Selquist estuvo a punto de protestar por el retraso, pero entonces cayó en la cuenta de que siempre había deseado mirar dentro de uno de estos vehículos. Retrocedió con premura, llevando la linterna.

Los roñosos laterales de la vagoneta eran tan altos como ellos, de modo que los enanos no alcanzaban al borde para asomarse, y Majador sugirió trepar por un lateral y meterse dentro con la linterna para investigar.

—¿Bromeas? —se mofó Mortero—. Los enanos de Thorbardin habrán dejado limpia esta vagoneta hace mucho tiempo. No se me ocurre por qué la dejaron abandonada aquí, pero no siento curiosidad por saberlo.

—¡Esperad! —intervino Barreno, que se acercó más al costado de la vagoneta, mirándola fijamente—. Aquí hay algo escrito.

Quitó el polvo acumulado durante un par de siglos con la manga de su camisa mientras los otros se reunían a su alrededor.

—¿Qué dice, Barreno?

—Sí, ¿qué pone?

Barreno leyó despacio y a trompicones:

—«Aquí yace… un cobarde». «Que… los oteros…». No, debe de ser «que los otros». «Que los otros contemplen… su suerte y se guarden». Está fechado alrededor de la época de la Guerra de Dwarfgate.

—No me gusta cómo suena eso —opinó Majador.

Pero ahora los enanos sentían una gran curiosidad.
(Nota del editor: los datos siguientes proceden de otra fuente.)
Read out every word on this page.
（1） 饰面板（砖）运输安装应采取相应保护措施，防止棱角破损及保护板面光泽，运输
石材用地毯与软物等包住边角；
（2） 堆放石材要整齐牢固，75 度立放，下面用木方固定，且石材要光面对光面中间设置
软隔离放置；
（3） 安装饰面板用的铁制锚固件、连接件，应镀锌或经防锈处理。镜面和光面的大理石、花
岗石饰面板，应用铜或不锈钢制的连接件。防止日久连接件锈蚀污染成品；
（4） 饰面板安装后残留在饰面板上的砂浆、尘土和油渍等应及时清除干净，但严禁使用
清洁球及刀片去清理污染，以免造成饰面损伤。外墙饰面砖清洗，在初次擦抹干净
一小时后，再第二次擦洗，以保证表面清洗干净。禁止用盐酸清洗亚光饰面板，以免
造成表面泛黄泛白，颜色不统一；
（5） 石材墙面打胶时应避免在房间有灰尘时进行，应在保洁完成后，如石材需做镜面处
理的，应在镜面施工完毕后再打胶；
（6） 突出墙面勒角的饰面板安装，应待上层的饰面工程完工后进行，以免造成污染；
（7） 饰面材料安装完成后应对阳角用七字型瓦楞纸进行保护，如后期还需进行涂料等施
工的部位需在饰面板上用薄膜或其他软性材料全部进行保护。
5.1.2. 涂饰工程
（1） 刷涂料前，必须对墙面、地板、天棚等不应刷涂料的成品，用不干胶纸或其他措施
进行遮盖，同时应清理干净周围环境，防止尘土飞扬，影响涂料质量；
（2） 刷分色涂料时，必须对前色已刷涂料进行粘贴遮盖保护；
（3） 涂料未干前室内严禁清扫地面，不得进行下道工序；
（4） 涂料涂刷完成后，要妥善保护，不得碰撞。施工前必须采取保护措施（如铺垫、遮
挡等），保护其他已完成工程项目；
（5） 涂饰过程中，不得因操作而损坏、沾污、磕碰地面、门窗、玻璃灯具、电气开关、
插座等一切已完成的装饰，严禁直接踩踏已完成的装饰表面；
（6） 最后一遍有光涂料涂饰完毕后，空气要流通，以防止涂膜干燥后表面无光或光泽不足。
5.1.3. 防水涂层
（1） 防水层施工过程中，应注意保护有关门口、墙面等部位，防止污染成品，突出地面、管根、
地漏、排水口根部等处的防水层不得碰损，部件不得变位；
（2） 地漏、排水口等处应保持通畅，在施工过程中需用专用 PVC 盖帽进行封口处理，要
Se pusieron de puntillas y asomaron la nariz por el borde de la vagoneta. Barreno soltó un chillido que retumbó de un modo escalofriante en los túneles.

Selquist le dio un fuerte codazo en las costillas.

—¡Cierra el pico, idiota! ¡Estamos cerca de las zonas habitadas! ¡Reorx bendito, pareces una humana que ha visto una araña! Sólo es un cadáver.

—Me cogió por sorpresa, eso es todo —respondió Barreno a la defensiva.

Atraídos por una fascinación morbosa, todos volvieron a asomarse a la vagoneta. El cadáver era de un enano, vestido con un yelmo de hierro y una oxidada cota de malla. La cabeza le había sido separada limpiamente del tronco.

Impresionados, los cuatro amigos se alejaron de la vagoneta y su tétrico ocupante tras mascullar una disculpa por perturbar su descanso y decir una ferviente oración para que el muerto no les devolviera el favor y perturbara el suyo.

—Bienvenidos a Thorbardin —dijo Mortero con tono lúgubre.

Los amigos siguieron caminando túnel adelante.